AWS Big Data Blog

AWS Big Data Blog Month in Review: April 2017

Another month of big data solutions on the Big Data Blog. Please take a look at our summaries below and learn, comment, and share. Thank you for reading!

NEW POSTS

Amazon QuickSight Spring Announcement: KPI Charts, Export to CSV, AD Connector, and More! 
In this blog post, we share a number of new features and enhancements in Amazon Quicksight. You can now create key performance indicator (KPI) charts, define custom ranges when importing Microsoft Excel spreadsheets, export data to comma separated value (CSV) format, and create aggregate filters for SPICE data sets. In the Enterprise Edition, we added an additional option to connect to your on-premises Active Directory using AD Connector. 

Securely Analyze Data from Another AWS Account with EMRFS
Sometimes, data to be analyzed is spread across buckets owned by different accounts. In order to ensure data security, appropriate credentials management needs to be in place. This is especially true for large enterprises storing data in different Amazon S3 buckets for different departments. This post shows how you can use a custom credentials provider to access S3 objects that cannot be accessed by the default credentials provider of EMRFS.

Querying OpenStreetMap with Amazon Athena
This post explains how anyone can use Amazon Athena to quickly query publicly available OSM data stored in Amazon S3 (updated weekly) as an AWS Public Dataset. Imagine that you work for an NGO interested in improving knowledge of and access to health centers in Africa. You might want to know what’s already been mapped, to facilitate the production of maps of surrounding villages, and to determine where infrastructure investments are likely to be most effective.
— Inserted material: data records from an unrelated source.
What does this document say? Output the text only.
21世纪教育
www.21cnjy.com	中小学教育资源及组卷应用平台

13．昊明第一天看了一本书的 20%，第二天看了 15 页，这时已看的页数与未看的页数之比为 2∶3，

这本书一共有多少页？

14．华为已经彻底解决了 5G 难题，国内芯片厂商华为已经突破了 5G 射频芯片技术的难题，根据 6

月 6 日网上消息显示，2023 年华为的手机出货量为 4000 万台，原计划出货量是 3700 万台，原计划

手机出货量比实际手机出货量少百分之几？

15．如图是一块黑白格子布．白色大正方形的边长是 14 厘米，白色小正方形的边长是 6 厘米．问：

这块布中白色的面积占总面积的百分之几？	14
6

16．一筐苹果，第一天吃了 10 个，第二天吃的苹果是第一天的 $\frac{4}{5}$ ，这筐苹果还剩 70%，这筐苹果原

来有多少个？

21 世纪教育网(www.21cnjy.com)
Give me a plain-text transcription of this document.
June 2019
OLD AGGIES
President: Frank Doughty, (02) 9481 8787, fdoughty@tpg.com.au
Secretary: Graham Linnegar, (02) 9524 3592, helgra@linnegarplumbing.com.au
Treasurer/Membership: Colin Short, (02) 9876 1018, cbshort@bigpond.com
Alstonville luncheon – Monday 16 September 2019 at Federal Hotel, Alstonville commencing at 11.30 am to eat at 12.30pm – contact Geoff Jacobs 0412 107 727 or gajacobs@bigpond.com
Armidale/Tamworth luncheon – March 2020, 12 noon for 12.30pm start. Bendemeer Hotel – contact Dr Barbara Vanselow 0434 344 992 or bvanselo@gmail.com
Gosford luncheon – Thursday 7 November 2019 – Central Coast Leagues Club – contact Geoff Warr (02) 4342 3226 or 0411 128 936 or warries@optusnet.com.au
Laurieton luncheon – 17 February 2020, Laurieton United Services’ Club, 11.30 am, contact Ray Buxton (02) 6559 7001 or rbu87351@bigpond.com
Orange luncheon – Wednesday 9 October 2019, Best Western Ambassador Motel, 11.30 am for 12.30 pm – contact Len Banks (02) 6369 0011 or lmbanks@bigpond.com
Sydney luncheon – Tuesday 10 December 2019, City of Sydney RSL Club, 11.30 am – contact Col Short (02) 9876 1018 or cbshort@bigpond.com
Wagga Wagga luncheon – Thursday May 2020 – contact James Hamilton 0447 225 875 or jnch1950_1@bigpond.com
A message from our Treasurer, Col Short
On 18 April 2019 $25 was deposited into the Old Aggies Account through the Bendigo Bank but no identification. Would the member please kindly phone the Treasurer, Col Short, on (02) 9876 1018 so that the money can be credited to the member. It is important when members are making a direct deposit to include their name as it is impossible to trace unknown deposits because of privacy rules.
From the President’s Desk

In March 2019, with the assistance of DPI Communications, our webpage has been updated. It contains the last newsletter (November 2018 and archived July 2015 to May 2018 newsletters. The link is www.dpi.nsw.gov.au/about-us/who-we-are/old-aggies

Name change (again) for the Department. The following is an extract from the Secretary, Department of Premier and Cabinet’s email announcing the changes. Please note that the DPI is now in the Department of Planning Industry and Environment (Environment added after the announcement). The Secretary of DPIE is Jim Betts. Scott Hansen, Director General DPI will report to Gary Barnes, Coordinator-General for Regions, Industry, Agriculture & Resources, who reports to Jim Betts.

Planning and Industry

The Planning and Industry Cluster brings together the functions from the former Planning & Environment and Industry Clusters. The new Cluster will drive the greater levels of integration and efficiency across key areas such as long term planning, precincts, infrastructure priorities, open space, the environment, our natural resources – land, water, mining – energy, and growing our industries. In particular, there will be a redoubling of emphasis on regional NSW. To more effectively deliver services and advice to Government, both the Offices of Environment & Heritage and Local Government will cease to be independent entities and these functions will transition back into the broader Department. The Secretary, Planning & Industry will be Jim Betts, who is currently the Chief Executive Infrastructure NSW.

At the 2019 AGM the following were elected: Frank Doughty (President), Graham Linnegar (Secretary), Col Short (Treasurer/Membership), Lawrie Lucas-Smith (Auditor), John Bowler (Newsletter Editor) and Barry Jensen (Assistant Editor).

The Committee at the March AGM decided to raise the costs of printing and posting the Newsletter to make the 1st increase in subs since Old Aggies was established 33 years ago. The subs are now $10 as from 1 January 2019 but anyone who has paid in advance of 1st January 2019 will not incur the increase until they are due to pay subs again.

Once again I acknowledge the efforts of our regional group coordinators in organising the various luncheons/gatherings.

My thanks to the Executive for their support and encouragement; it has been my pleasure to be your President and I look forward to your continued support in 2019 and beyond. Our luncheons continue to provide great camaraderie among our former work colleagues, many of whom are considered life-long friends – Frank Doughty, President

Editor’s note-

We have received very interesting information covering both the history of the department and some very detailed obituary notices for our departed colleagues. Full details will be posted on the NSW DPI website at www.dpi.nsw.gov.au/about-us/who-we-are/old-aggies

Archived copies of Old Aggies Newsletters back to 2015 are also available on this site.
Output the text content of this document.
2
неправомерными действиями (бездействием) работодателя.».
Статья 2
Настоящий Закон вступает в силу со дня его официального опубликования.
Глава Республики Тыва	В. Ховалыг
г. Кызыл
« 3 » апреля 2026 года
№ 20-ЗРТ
Build a Real-time Stream Processing Pipeline with Apache Flink on AWS
This post outlines a reference architecture for a consistent, scalable, and reliable stream processing pipeline that is based on Apache Flink using Amazon EMR, Amazon Kinesis, and Amazon OpenSearch Service. An AWSLabs GitHub repository provides the artifacts that are required to explore the reference architecture in action. Resources include a producer application that ingests sample data into an Amazon Kinesis stream and a Flink program that analyses the data in real time and sends the result to Amazon OpenSearch Service for visualization.

Manage Query Workloads with Query Monitoring Rules in Amazon Redshift
Amazon Redshift is a powerful, fully managed data warehouse that can offer significantly increased performance and lower cost in the cloud. However, queries which hog cluster resources (rogue queries) can affect your experience. In this post, you learn how query monitoring rules can help spot and act against such queries. This, in turn, can help you to perform smooth business operations in supporting mixed workloads to maximize cluster performance and throughput.

Amazon QuickSight Now Supports Audit Logging with AWS CloudTrail
In this post, we announce support for AWS CloudTrail in Amazon QuickSight, which allows logging of QuickSight events across an AWS account. Whether you have an enterprise setting or a small team scenario, this integration will allow QuickSight administrators to accurately answer questions such as who last changed an analysis, or who has connected to sensitive data. With CloudTrail, administrators have better governance, auditing and risk management of their QuickSight usage.

Near Zero Downtime Migration from MySQL to DynamoDB
This post introduces two methods of seamlessly migrating data from MySQL to DynamoDB, minimizing downtime and converting the MySQL key design into one more suitable for NoSQL.